Une seule santé, un seul système
La biodiversité n’est pas seulement une affaire d’écologie. C’est une question de santé publique. Tatiana Giraud cite une étude frappante : l’effondrement des populations de chauves-souris aux États-Unis a entraîné une hausse de l’usage de pesticides… et, en cascade, une augmentation des cancers chez les enfants. “On peut se demander quel est le rapport entre les chauves-souris et les cancers juvéniles. En fait, les populations de chauves-souris étaient effondrées parce qu'il y avait un champignon pathogène envahissant qui rendait malades les chauves-souris américaines. Or, les chauves-souris ont une utilité : elles chassent les insectes dans les cultures agricoles la nuit. Moins de chauves-souris, ça veut dire des champs davantage ravagés. Pour lutter, les agrculteurs ont eu davantage recoux aux pesticides. Non seulement, cela n’a pas rétabli les rendements, mais ça a fait chuter le chiffre d'affaires chez les agriculteurs, et, pire, cette recrudescence des pesticdes a eu pour conséquence une hausse de 10 % du taux de cancer chez les enfants.”

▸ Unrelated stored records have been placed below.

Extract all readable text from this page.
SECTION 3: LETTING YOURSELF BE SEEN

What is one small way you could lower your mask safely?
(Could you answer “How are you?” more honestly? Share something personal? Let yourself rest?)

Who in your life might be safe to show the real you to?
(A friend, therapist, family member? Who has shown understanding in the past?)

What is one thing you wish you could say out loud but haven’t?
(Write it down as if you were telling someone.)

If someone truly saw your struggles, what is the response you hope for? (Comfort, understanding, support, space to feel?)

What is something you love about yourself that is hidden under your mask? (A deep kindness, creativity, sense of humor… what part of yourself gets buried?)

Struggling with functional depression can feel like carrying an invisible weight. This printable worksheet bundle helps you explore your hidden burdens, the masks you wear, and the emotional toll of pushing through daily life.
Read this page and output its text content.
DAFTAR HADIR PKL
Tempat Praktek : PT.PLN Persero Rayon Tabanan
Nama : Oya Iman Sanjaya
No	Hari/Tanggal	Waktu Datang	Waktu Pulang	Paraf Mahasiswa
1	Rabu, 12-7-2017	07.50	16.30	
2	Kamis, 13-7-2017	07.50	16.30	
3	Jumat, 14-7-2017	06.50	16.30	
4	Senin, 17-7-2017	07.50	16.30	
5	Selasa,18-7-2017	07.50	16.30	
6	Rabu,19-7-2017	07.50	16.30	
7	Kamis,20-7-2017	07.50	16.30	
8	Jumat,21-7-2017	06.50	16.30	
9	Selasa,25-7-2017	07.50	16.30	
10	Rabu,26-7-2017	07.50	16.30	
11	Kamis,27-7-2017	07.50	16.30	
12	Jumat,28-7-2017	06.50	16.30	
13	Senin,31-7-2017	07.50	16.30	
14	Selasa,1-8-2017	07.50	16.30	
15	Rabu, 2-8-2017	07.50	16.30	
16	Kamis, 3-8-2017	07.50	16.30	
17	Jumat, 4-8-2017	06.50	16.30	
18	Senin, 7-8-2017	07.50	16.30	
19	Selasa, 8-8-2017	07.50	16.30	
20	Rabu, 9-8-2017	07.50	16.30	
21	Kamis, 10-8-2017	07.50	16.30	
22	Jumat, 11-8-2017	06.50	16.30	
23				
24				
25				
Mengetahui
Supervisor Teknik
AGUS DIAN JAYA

Un enchaînement qui illustre ce que les scientifiques appellent la “santé globale” : tout est lié. La santé des écosystèmes, celle des animaux, celle des humains. “En protégeant la biodiversité, on protège directement notre santé.”
Une fenêtre d’espoir… encore ouverte
La bonne nouvelle, c’est que rien n’est irréversible. Pas encore. “Nous ne sommes pas encore à un point de bascule de la biodiversité.” Et lorsque l’on laisse la nature respirer, elle repart. Vite. Des expériences de renaturation le montrent : les espèces reviennent, les équilibres se recréent. “Si on arrête d’empoisonner les sols, si on arrête de détruire les habitats, la biodiversité peut se régénérer très vite.”
Mais cette fenêtre se referme. Le problème, c’est que nous ne savons pas où se situent les seuils. “On ne peut pas dire jusqu’où on peut détruire sans que ça bascule.” Alors, que faire ? Appliquer un principe simple, presque oublié : la précaution. “Avant d’en savoir scientifiquement plus, il serait temps d’arrêter.” Chiche ?!